Woah, wait... three factions?! That's so fresh!
Now, don't get me wrong, TSW is a decent game, and it did at least attempt to do something new with the tired old skill trees. But still, come on, you have to bite your tongue pretty damn hard if you want to pretend that it's not a WoW-clone at heart. The core gameplay is lifted directly from the first page of "MMO 101: So You Want to Craft War in the World?", and so is the user interface. It looks like WoW. It feels like WoW. It acts like WoW. Granted, it's the WoW that Cthulhu would play, but it's still pretty much WoW, minus the financial support and craftsmanship of Activision/Blizzard, and that's not a good position to be in if you want to take on the WoW that has the financial support and craftsmanship of Activision/Blizzard.

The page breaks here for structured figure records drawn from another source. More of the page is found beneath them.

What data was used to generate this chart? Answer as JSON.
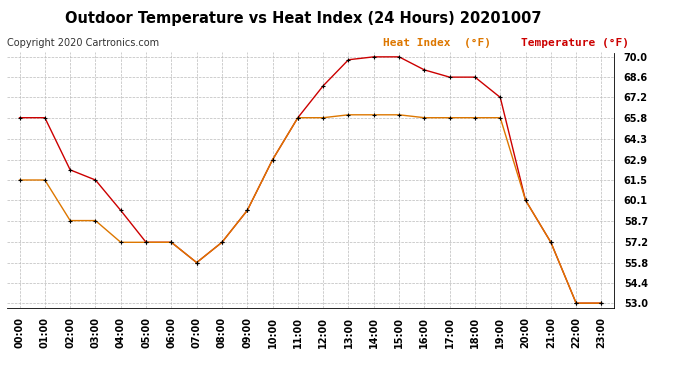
{
  "title": "Outdoor Temperature vs Heat Index (24 Hours) 20201007",
  "copyright": "Copyright 2020 Cartronics.com",
  "legend_heat": "Heat Index  (°F)",
  "legend_temp": "Temperature (°F)",
  "hours": [
    "00:00",
    "01:00",
    "02:00",
    "03:00",
    "04:00",
    "05:00",
    "06:00",
    "07:00",
    "08:00",
    "09:00",
    "10:00",
    "11:00",
    "12:00",
    "13:00",
    "14:00",
    "15:00",
    "16:00",
    "17:00",
    "18:00",
    "19:00",
    "20:00",
    "21:00",
    "22:00",
    "23:00"
  ],
  "temperature": [
    65.8,
    65.8,
    62.2,
    61.5,
    59.4,
    57.2,
    57.2,
    55.8,
    57.2,
    59.4,
    62.9,
    65.8,
    68.0,
    69.8,
    70.0,
    70.0,
    69.1,
    68.6,
    68.6,
    67.2,
    60.1,
    57.2,
    53.0,
    53.0
  ],
  "heat_index": [
    61.5,
    61.5,
    58.7,
    58.7,
    57.2,
    57.2,
    57.2,
    55.8,
    57.2,
    59.4,
    62.9,
    65.8,
    65.8,
    66.0,
    66.0,
    66.0,
    65.8,
    65.8,
    65.8,
    65.8,
    60.1,
    57.2,
    53.0,
    53.0
  ],
  "temp_color": "#cc0000",
  "heat_color": "#dd7700",
  "marker_color": "#000000",
  "ylim_min": 52.7,
  "ylim_max": 70.3,
  "yticks": [
    53.0,
    54.4,
    55.8,
    57.2,
    58.7,
    60.1,
    61.5,
    62.9,
    64.3,
    65.8,
    67.2,
    68.6,
    70.0
  ],
  "background_color": "#ffffff",
  "grid_color": "#bbbbbb",
  "title_fontsize": 10.5,
  "tick_fontsize": 7,
  "copyright_fontsize": 7,
  "legend_fontsize": 8
}
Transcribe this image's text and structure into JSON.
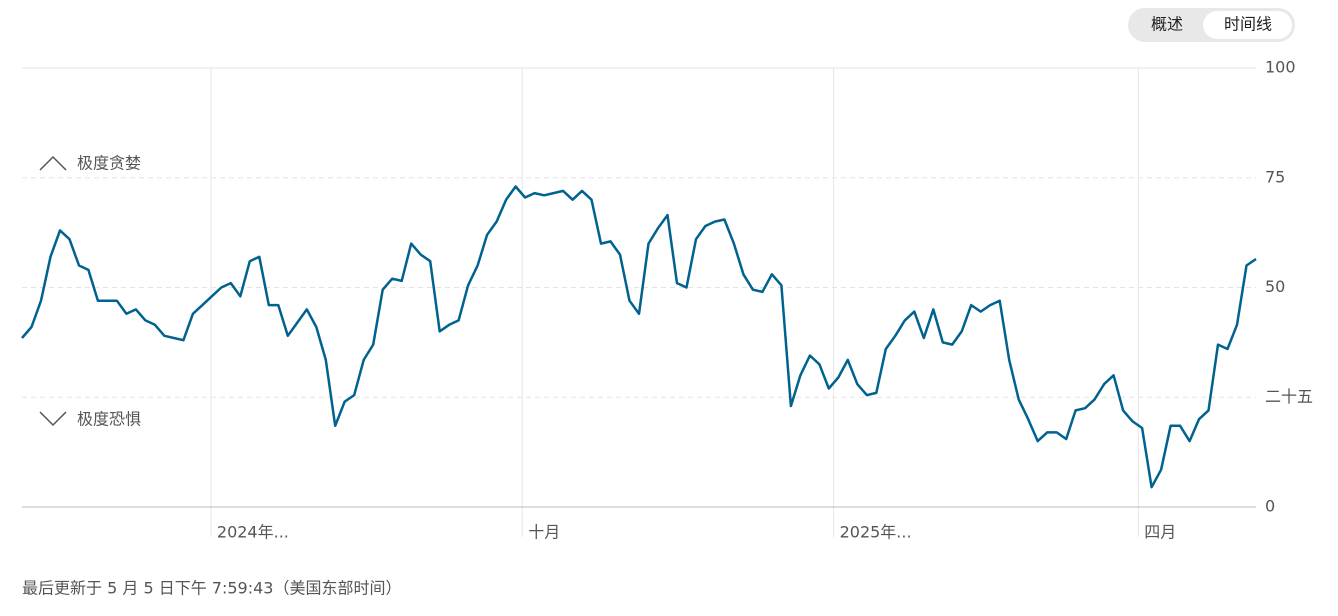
{
  "tabs": [
    "概述",
    "时间线"
  ],
  "footer": "最后更新于 5 月 5 日下午 7:59:43（美国东部时间）",
  "chart_data": {
    "type": "line",
    "annotations": [
      "极度贪婪",
      "极度恐惧"
    ],
    "xlim": [
      0,
      130
    ],
    "xticks": [
      {
        "value": 19.9,
        "label": "2024年..."
      },
      {
        "value": 52.7,
        "label": "十月"
      },
      {
        "value": 85.5,
        "label": "2025年..."
      },
      {
        "value": 117.6,
        "label": "四月"
      }
    ],
    "ylim": [
      0,
      100
    ],
    "yticks": [
      0,
      {
        "value": 25,
        "label": "二十五"
      },
      50,
      75,
      100
    ],
    "grid": true,
    "series": [
      {
        "color": "#00628f",
        "values": [
          38.5,
          41,
          47,
          57,
          63,
          61,
          55,
          54,
          47,
          47,
          47,
          44,
          45,
          42.5,
          41.5,
          39,
          38.5,
          38,
          44,
          46,
          48,
          50,
          51,
          48,
          56,
          57,
          46,
          46,
          39,
          42,
          45,
          41,
          33.5,
          18.5,
          24,
          25.5,
          33.5,
          37,
          49.5,
          52,
          51.5,
          60,
          57.5,
          56,
          40,
          41.5,
          42.5,
          50.5,
          55,
          62,
          65,
          70,
          73,
          70.5,
          71.5,
          71,
          71.5,
          72,
          70,
          72,
          70,
          60,
          60.5,
          57.5,
          47,
          44,
          60,
          63.5,
          66.5,
          51,
          50,
          61,
          64,
          65,
          65.5,
          60,
          53,
          49.5,
          49,
          53,
          50.5,
          23,
          30,
          34.5,
          32.5,
          27,
          29.5,
          33.5,
          28,
          25.5,
          26,
          36,
          39,
          42.5,
          44.5,
          38.5,
          45,
          37.5,
          37,
          40,
          46,
          44.5,
          46,
          47,
          33.5,
          24.5,
          20,
          15,
          17,
          17,
          15.5,
          22,
          22.5,
          24.5,
          28,
          30,
          22,
          19.5,
          18,
          4.5,
          8.5,
          18.5,
          18.5,
          15,
          20,
          22,
          37,
          36,
          41.5,
          55,
          56.5
        ]
      }
    ]
  }
}
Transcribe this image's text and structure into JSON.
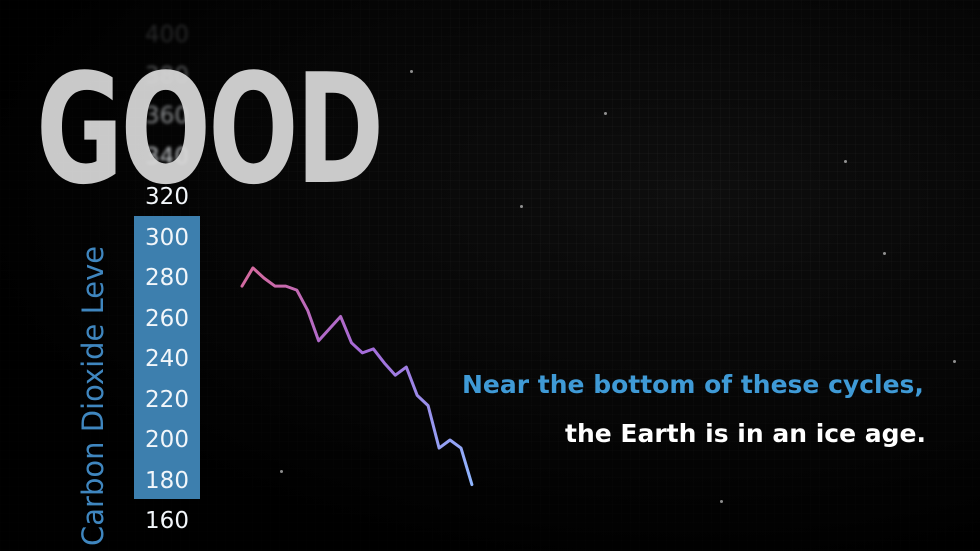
{
  "logo": "GOOD",
  "caption": {
    "line1": "Near the bottom of these cycles,",
    "line2": "the Earth is in an ice age."
  },
  "colors": {
    "accent_blue": "#3f9ad6",
    "axis_band": "#3d7fae",
    "line_start": "#d66a9c",
    "line_end": "#8fb6ff"
  },
  "chart_data": {
    "type": "line",
    "ylabel": "Carbon Dioxide Leve",
    "y_ticks": [
      "160",
      "180",
      "200",
      "220",
      "240",
      "260",
      "280",
      "300",
      "320",
      "340",
      "360",
      "380",
      "400"
    ],
    "ylim": [
      160,
      400
    ],
    "series": [
      {
        "points": [
          [
            0,
            276
          ],
          [
            1,
            285
          ],
          [
            2,
            280
          ],
          [
            3,
            276
          ],
          [
            4,
            276
          ],
          [
            5,
            274
          ],
          [
            6,
            264
          ],
          [
            7,
            249
          ],
          [
            8,
            255
          ],
          [
            9,
            261
          ],
          [
            10,
            248
          ],
          [
            11,
            243
          ],
          [
            12,
            245
          ],
          [
            13,
            238
          ],
          [
            14,
            232
          ],
          [
            15,
            236
          ],
          [
            16,
            222
          ],
          [
            17,
            217
          ],
          [
            18,
            196
          ],
          [
            19,
            200
          ],
          [
            20,
            196
          ],
          [
            21,
            178
          ]
        ]
      }
    ]
  }
}
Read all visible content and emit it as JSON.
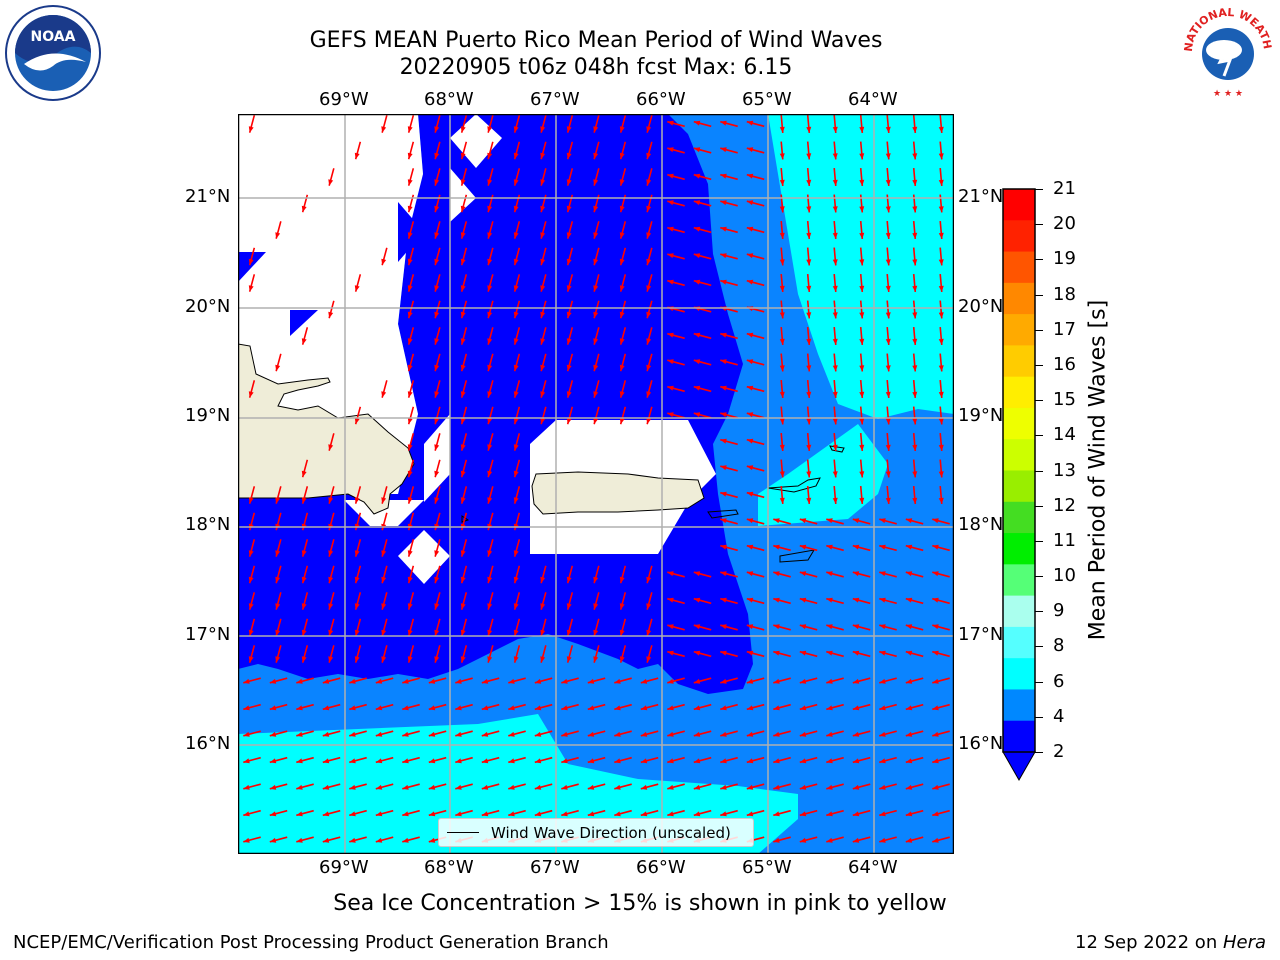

So is that it? Is that the reason MMOs that aren't WoW are dying like a bunch of flies repeatedly banging their heads against a closed window? That they're trying to fight WoW on the terms set up by Blizzard? Yes and no. The way I see it, there are two main reasons they're all failing. First of all we have the absurd notion that MMO makers carry with them, the one that makes them think that they either have to surpass WoW in popularity or pack it up and go home. But then we have the second reason, and this is the one I think is truly important: failure to identify and target the right player base.